WIND FORECASTING

The keys to an accurate forecast of wind energy output are high quality and reliable current and historic data from turbines, on-site and off-site anemometers and the entire project. The uncertainties in the physical/numerical weather modeling influence the accuracy of the forecasts. However, there are other project-related sources of inaccuracy such as wind speed sampling error and turbine power curve estimation. The impact of these and other issues must be quantified accordingly.

Also, reliable communication channels (such as SCADA systems) are necessary to get all the necessary data to the forecast provider in a reliable and timely fashion. The provider must also ensure that these forecasts are provided to the wind farm owner in a timely and reliable manner.

Finally, a clear statement of the forecast objectives by the project’s owner is crucial together with an understanding of the trade-offs of accuracy versus computational expense and data requirements.

Methods for Short-range Wind Forecasting

Statistical methods based on observations are the foundation of short-range forecasts, with a timeframe from minutes to hours into the future. The first phase in developing this type of forecast consists of identifying, compiling and integrating regional assets (location of turbines and anemometers, available records, etc).

The second phase consists of developing and training various self-learning forecasting methods using all available data. The final product provides a timely, relevant and accurate forecast for making the best operational and marketing decisions.

Users of short-range forecasts should expect hour-ahead forecasts to be 10 to 30 percent better than persistence when averaged over one month. However sometimes, especially during low power generation periods, persistence may outperform sophisticated forecasting methodologies.

Methods for Medium-range wind forecasting

Numerical simulations of the weather prevail in medium-range forecasts, with a timeframe of days into the future. The development of a day ahead forecast system consists of identifying, configuring, optimizing and operating a series of numerical weather prediction systems, followed by statistical post-processing and power curve application to translate the numerical-simulated winds into energy output from the project.
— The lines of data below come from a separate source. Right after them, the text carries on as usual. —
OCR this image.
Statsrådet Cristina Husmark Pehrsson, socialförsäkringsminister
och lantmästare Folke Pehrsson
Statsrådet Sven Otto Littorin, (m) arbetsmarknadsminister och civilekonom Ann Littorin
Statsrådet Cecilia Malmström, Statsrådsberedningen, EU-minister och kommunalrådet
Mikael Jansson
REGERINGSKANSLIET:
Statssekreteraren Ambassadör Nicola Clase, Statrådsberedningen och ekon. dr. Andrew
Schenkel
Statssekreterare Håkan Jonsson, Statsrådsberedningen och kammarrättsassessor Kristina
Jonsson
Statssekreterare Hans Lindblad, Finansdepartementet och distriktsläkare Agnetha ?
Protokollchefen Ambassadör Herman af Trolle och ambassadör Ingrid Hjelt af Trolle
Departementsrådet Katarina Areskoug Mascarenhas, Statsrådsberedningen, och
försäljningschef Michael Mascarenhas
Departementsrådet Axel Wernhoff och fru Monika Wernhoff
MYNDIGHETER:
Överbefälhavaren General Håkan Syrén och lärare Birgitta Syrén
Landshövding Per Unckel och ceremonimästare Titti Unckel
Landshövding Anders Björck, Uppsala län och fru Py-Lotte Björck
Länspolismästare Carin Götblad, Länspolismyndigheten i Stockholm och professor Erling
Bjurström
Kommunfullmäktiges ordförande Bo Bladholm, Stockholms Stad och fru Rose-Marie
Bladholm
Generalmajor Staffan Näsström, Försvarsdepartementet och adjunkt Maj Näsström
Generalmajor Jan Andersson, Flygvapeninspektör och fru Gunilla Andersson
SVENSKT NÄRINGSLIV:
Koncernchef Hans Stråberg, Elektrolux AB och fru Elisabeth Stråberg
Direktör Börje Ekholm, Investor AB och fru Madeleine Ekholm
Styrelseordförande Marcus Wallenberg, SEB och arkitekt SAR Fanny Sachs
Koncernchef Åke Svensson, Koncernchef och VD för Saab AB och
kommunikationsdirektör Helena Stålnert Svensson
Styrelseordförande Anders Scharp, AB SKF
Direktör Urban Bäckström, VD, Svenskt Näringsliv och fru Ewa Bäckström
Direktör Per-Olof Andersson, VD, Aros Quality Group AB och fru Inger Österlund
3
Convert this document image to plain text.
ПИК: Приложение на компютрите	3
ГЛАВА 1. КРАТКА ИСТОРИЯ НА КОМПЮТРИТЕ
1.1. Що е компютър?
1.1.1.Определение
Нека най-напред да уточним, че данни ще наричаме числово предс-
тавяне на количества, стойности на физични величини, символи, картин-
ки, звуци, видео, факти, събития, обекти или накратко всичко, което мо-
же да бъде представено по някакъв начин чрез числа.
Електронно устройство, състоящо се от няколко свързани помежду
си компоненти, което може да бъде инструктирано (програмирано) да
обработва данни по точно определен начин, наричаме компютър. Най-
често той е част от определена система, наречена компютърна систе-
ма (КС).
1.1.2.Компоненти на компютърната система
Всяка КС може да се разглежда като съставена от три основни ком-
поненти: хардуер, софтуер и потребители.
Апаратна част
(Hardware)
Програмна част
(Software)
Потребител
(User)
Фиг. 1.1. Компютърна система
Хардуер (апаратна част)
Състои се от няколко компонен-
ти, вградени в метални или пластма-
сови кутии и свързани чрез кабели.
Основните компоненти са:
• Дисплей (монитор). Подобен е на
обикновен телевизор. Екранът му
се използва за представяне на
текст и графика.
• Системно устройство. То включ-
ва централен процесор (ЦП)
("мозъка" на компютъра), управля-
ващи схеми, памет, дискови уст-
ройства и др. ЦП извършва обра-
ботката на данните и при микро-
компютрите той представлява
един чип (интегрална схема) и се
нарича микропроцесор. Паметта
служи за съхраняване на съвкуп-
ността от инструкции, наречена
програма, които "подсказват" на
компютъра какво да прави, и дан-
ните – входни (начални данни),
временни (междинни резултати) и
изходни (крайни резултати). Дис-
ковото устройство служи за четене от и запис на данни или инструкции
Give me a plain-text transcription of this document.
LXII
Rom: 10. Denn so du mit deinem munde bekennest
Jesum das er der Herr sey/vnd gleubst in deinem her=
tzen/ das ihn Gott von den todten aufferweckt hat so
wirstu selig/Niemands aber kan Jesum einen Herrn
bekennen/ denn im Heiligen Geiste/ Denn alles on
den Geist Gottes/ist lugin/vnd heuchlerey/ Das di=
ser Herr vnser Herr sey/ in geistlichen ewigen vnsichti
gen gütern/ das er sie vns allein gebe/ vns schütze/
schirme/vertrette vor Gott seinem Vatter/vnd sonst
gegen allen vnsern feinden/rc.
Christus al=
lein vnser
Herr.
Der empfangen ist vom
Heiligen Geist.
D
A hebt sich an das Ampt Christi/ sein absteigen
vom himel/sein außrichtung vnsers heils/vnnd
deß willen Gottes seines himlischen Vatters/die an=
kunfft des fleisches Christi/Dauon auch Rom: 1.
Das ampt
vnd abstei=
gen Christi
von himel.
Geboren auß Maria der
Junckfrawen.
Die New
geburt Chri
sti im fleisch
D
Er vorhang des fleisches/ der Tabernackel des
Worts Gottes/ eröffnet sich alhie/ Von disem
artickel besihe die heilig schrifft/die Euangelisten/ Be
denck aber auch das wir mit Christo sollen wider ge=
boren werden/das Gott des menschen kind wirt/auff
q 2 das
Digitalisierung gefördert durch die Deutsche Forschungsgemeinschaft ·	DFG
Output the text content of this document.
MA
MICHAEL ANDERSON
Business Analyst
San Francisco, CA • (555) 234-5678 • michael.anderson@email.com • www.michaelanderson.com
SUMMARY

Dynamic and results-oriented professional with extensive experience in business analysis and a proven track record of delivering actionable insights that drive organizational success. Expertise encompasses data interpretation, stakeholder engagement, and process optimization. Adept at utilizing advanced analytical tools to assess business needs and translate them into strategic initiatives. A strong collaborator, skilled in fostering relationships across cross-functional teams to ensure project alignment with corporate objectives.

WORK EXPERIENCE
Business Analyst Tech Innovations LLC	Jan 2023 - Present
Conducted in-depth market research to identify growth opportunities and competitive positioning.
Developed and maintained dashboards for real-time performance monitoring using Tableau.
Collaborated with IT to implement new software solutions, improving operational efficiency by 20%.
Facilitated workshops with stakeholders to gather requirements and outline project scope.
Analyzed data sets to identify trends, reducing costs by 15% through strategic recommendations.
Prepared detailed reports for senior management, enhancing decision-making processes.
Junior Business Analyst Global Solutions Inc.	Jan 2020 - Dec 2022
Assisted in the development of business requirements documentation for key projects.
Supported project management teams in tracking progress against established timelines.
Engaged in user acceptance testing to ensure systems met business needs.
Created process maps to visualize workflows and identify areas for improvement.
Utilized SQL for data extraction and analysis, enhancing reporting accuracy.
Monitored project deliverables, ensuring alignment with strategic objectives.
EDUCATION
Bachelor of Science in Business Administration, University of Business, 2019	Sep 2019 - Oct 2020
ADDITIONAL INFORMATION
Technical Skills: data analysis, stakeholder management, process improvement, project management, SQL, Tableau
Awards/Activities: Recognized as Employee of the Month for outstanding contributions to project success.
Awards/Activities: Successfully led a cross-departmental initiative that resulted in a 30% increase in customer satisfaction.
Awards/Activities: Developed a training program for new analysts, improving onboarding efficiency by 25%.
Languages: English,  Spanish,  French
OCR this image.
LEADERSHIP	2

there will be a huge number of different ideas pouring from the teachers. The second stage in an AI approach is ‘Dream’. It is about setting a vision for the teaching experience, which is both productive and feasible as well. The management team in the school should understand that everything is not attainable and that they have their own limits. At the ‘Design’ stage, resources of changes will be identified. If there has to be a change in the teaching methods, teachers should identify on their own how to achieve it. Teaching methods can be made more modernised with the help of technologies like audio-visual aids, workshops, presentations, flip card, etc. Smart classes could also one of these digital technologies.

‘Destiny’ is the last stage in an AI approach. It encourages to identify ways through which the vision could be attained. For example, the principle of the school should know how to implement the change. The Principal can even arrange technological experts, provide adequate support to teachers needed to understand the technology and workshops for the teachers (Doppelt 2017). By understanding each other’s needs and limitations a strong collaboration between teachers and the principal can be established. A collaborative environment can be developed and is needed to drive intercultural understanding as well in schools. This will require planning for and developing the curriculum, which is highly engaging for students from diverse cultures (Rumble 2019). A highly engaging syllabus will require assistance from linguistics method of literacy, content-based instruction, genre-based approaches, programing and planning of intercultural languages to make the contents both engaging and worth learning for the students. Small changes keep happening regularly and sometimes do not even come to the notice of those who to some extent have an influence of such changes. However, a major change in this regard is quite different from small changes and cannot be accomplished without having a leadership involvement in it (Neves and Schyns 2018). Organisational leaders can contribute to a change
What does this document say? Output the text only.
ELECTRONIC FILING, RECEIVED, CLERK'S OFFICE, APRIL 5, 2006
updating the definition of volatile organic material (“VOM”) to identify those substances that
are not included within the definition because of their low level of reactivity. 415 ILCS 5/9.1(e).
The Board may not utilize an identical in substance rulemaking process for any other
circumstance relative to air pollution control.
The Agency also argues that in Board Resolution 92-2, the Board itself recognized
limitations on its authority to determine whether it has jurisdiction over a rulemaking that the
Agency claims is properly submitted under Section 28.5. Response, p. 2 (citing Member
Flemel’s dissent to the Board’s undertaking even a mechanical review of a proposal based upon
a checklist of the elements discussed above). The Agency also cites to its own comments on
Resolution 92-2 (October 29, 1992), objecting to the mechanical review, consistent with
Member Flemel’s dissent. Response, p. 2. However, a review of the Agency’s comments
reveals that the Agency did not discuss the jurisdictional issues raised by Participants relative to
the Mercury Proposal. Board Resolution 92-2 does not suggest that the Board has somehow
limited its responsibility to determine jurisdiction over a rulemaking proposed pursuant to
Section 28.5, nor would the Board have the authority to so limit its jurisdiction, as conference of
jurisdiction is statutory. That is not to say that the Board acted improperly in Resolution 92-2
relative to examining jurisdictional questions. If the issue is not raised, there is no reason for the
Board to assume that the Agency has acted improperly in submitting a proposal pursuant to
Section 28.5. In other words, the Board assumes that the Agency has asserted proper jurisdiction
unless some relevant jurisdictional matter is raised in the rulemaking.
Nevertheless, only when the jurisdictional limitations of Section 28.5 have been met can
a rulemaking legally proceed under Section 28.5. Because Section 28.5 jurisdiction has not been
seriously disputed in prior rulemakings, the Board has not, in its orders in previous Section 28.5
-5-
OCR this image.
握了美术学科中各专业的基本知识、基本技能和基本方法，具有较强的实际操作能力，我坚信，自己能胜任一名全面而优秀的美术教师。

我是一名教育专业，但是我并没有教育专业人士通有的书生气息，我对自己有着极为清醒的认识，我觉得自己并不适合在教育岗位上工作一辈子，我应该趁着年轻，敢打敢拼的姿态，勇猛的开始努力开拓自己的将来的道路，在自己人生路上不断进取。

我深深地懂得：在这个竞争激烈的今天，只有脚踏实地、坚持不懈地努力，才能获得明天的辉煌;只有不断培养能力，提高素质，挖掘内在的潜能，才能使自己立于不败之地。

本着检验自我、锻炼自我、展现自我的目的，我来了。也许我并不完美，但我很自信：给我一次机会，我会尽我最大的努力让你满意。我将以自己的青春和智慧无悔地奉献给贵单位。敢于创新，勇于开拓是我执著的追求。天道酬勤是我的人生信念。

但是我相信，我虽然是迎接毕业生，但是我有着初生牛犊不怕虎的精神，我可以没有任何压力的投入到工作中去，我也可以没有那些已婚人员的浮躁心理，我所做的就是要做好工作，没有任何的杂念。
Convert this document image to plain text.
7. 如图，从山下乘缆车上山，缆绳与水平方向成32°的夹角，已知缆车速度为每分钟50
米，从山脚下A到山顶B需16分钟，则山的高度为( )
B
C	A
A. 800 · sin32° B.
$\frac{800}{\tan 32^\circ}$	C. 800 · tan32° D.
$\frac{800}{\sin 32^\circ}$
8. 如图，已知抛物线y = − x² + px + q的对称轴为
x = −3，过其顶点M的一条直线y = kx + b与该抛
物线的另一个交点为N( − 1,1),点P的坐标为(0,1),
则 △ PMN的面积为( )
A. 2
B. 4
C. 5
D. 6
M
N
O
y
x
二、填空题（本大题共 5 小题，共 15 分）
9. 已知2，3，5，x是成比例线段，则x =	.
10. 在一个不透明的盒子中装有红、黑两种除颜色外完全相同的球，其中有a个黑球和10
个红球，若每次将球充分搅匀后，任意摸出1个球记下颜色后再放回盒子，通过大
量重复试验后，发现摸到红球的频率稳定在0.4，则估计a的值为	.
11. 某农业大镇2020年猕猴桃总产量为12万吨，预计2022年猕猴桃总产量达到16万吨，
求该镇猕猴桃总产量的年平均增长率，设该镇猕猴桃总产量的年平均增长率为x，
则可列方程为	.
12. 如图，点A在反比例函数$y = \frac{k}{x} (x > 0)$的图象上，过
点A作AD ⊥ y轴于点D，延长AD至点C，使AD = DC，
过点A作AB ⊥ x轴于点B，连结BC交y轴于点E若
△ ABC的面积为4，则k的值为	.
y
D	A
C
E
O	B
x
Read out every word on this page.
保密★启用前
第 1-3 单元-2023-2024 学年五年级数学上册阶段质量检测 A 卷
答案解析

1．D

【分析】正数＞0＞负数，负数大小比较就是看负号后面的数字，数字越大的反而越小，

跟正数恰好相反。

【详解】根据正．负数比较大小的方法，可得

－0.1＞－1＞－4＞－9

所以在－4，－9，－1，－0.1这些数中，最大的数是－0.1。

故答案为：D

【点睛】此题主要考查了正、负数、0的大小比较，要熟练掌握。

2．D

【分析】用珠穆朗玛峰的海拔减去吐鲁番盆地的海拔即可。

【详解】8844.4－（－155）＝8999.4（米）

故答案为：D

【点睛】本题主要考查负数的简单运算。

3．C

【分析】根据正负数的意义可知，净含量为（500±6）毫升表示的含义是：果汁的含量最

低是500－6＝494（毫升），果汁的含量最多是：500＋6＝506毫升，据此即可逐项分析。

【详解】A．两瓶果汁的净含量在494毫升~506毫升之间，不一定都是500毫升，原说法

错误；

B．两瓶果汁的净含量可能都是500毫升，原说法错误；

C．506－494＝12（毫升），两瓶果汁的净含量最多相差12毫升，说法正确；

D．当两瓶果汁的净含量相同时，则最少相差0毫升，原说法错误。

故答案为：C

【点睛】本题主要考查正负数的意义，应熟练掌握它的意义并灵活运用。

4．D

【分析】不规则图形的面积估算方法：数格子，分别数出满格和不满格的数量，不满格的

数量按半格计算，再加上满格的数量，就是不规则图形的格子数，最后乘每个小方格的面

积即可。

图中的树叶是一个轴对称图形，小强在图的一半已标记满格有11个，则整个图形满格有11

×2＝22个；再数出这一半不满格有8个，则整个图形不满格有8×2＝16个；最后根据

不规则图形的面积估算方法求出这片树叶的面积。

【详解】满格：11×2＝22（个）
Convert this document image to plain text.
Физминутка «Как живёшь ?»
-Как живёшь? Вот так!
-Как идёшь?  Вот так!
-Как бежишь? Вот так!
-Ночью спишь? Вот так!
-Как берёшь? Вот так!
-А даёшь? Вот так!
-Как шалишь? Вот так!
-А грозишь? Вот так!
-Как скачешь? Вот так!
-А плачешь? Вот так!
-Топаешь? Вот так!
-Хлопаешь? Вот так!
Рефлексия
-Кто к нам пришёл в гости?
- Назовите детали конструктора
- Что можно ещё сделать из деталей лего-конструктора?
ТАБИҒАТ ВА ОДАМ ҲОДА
Timely and relevant forecasts are presented to the users in graphical format and as input to optimization and Energy Management Systems.

Numerical weather simulations include a hierarchical overlap of grids, from a wider, coarse resolution grid to finer resolution nests covering the area of interest. Finer grids are usually of resolutions from 1 km to 5 km depending on the complexity of the local terrain.

Users of medium-range forecasts should expect numerical weather prediction models to perform better than persistence for time periods beyond four hours into the future. Typically, day-ahead forecasts have errors that are half of those of forecasts based on climatology or persistence.

Statistical models prevail in long-range forecasts, with a timeframe of weeks to months. The inputs for the models are based on forecasts or observations from various climate oscillations. Various adaptive or regressive statistical methods are developed to create a monthly deviation-from-normal forecast.